Government urged to incentivise energy storage and demand side response

Subsidies to reduce the risk of electricity blackouts should focus on energy storage and demand side response, according to MPs.

These smart technologies could make the UK’s energy grid cleaner, more flexible and secure, the Energy and Climate Change Select Committee said in its final report.

The report suggests that the current minimum-cost policy on backup winter power favours fossil fuels over technology that reduces demand. But a smart energy revolution would save more money and emissions over the long term, the MPs contend.

If current regulatory barriers to energy storage were removed, consumers could benefit from an estimated £7bn of annual savings. Changes to regulations on demand side response would help ease pressure on the grid, curb the use of diesel generation plants, lower carbon dioxide emissions and reduce bills.
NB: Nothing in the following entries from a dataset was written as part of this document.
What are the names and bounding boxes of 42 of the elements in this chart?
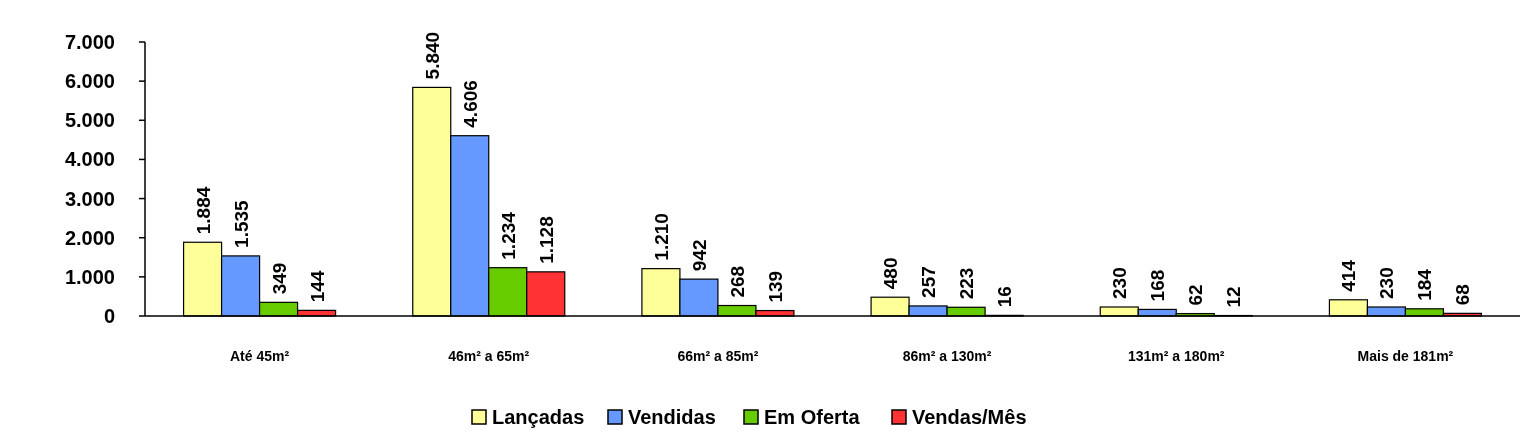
data-label: 257	[918, 266, 940, 298]
data-label: 16	[994, 286, 1016, 308]
x-tick-label: Até 45m²	[230, 348, 290, 364]
data-label: 168	[1147, 269, 1169, 302]
data-label: 144	[306, 270, 328, 303]
y-tick-label: 3.000	[64, 187, 115, 210]
data-label: 139	[764, 270, 786, 303]
x-tick-label: 66m² a 85m²	[677, 348, 759, 364]
x-tick-label: 86m² a 130m²	[902, 348, 992, 364]
y-tick-label: 5.000	[64, 109, 115, 132]
y-tick-label: 4.000	[64, 148, 115, 171]
data-label: 414	[1338, 259, 1360, 292]
data-label: 68	[1452, 284, 1474, 306]
data-label: 1.128	[535, 216, 557, 264]
y-tick-label: 6.000	[64, 70, 115, 93]
data-label: 5.840	[421, 31, 443, 80]
x-tick-label: 131m² a 180m²	[1127, 348, 1225, 364]
data-label: 268	[726, 265, 748, 298]
legend-label: Lançadas	[492, 406, 585, 428]
data-label: 1.210	[650, 213, 672, 261]
legend-label: Em Oferta	[764, 406, 861, 428]
data-label: 1.234	[497, 211, 519, 260]
data-label: 184	[1414, 268, 1436, 301]
data-label: 4.606	[459, 80, 481, 128]
data-label: 1.884	[192, 186, 214, 235]
y-tick-label: 2.000	[64, 226, 115, 249]
data-label: 12	[1223, 286, 1245, 308]
x-tick-label: Mais de 181m²	[1357, 348, 1454, 364]
data-label: 942	[688, 239, 710, 272]
data-label: 62	[1185, 284, 1207, 306]
data-label: 480	[880, 257, 902, 290]
data-label: 1.535	[230, 199, 252, 248]
x-tick-label: 46m² a 65m²	[448, 348, 530, 364]
y-tick-label: 0	[103, 305, 115, 327]
y-tick-label: 7.000	[64, 31, 115, 53]
data-label: 230	[1109, 267, 1131, 299]
data-label: 230	[1376, 267, 1398, 299]
data-label: 223	[956, 267, 978, 300]
data-label: 349	[268, 262, 290, 295]
legend-label: Vendidas	[628, 406, 716, 428]
legend-label: Vendas/Mês	[912, 406, 1027, 428]
y-tick-label: 1.000	[64, 265, 115, 288]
Committee chair Angus MacNeil said: “The Government must get a move on and encourage the energy market to embrace smart technological solutions like energy storage and demand side response. There is an incredible opportunity for the UK to become a world leader in these disruptive technologies. Yet our current energy security subsidies favour dirty diesel generation over smart new clean tech solutions.”
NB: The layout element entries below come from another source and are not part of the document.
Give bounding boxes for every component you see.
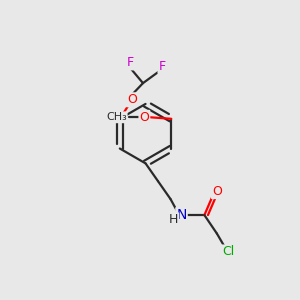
Text: F: F <box>126 56 134 69</box>
Text: O: O <box>127 93 136 106</box>
Text: O: O <box>140 111 149 124</box>
Text: Cl: Cl <box>222 245 234 258</box>
Text: H: H <box>169 213 178 226</box>
Text: CH₃: CH₃ <box>106 112 127 122</box>
Text: N: N <box>176 208 187 222</box>
Text: F: F <box>158 60 166 73</box>
Text: O: O <box>212 185 222 198</box>
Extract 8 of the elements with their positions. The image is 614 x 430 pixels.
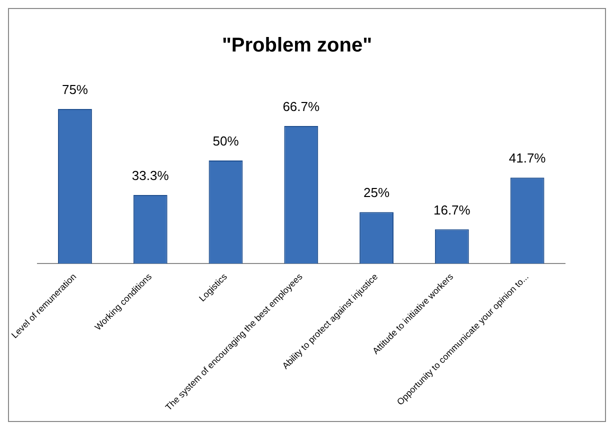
data-label: 50% (212, 134, 240, 149)
chart-title: "Problem zone" (222, 34, 372, 57)
data-label: 16.7% (433, 202, 471, 218)
data-label: 41.7% (508, 150, 546, 166)
data-label: 33.3% (132, 168, 170, 184)
data-label: 66.7% (282, 99, 320, 114)
data-label: 25% (364, 185, 390, 200)
data-label: 75% (62, 82, 88, 98)
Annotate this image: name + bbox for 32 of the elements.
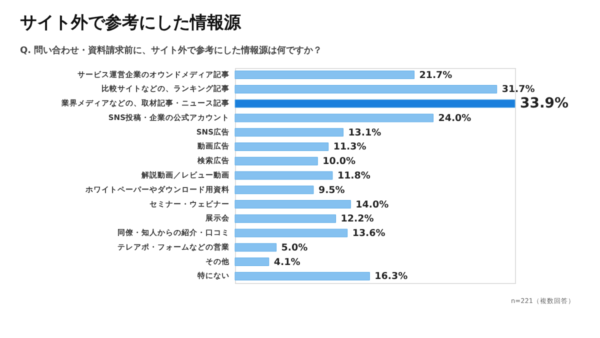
bar bbox=[234, 272, 370, 280]
data-label: 33.9% bbox=[520, 96, 569, 112]
bar bbox=[234, 243, 277, 252]
data-label: 9.5% bbox=[318, 184, 346, 196]
data-label: 31.7% bbox=[502, 84, 536, 96]
bar bbox=[234, 214, 336, 223]
chart-title: サイト外で参考にした情報源 bbox=[20, 13, 242, 33]
data-label: 5.0% bbox=[281, 242, 308, 254]
bar bbox=[234, 186, 314, 194]
data-label: 10.0% bbox=[322, 156, 356, 168]
bar bbox=[234, 85, 498, 94]
chart-subtitle: Q. 問い合わせ・資料請求前に、サイト外で参考にした情報源は何ですか？ bbox=[20, 45, 322, 56]
data-label: 12.2% bbox=[340, 214, 374, 225]
bar bbox=[234, 171, 333, 180]
bar bbox=[234, 70, 414, 80]
data-label: 21.7% bbox=[419, 70, 453, 81]
data-label: 13.1% bbox=[348, 127, 382, 138]
bar bbox=[234, 258, 270, 266]
bar bbox=[234, 142, 329, 151]
bar bbox=[234, 128, 344, 137]
data-label: 16.3% bbox=[374, 271, 408, 282]
data-label: 4.1% bbox=[274, 256, 301, 268]
data-label: 11.3% bbox=[333, 142, 367, 153]
data-label: 14.0% bbox=[356, 199, 390, 210]
bar bbox=[234, 228, 348, 238]
data-label: 13.6% bbox=[352, 228, 386, 240]
bar bbox=[234, 200, 351, 208]
bar bbox=[234, 114, 434, 122]
bar bbox=[234, 156, 318, 166]
data-label: 24.0% bbox=[438, 112, 472, 124]
bar bbox=[234, 99, 516, 108]
data-label: 11.8% bbox=[337, 170, 371, 182]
The report calls for the subsidy scheme, known as the Capacity Market, to be redesigned to incentivise both energy storage and demand side response. The Government should also consider a possible subsidy framework for energy storage to accelerate deployment, the Committee said.

“The Government needs to tackle the issues making the economics of energy storage and demand side response challenging,” MacNeil concluded. “We need to learn from California where strong public financial support and clear legislation have helped develop a storage industry and integrate storage infrastructure into the grid.”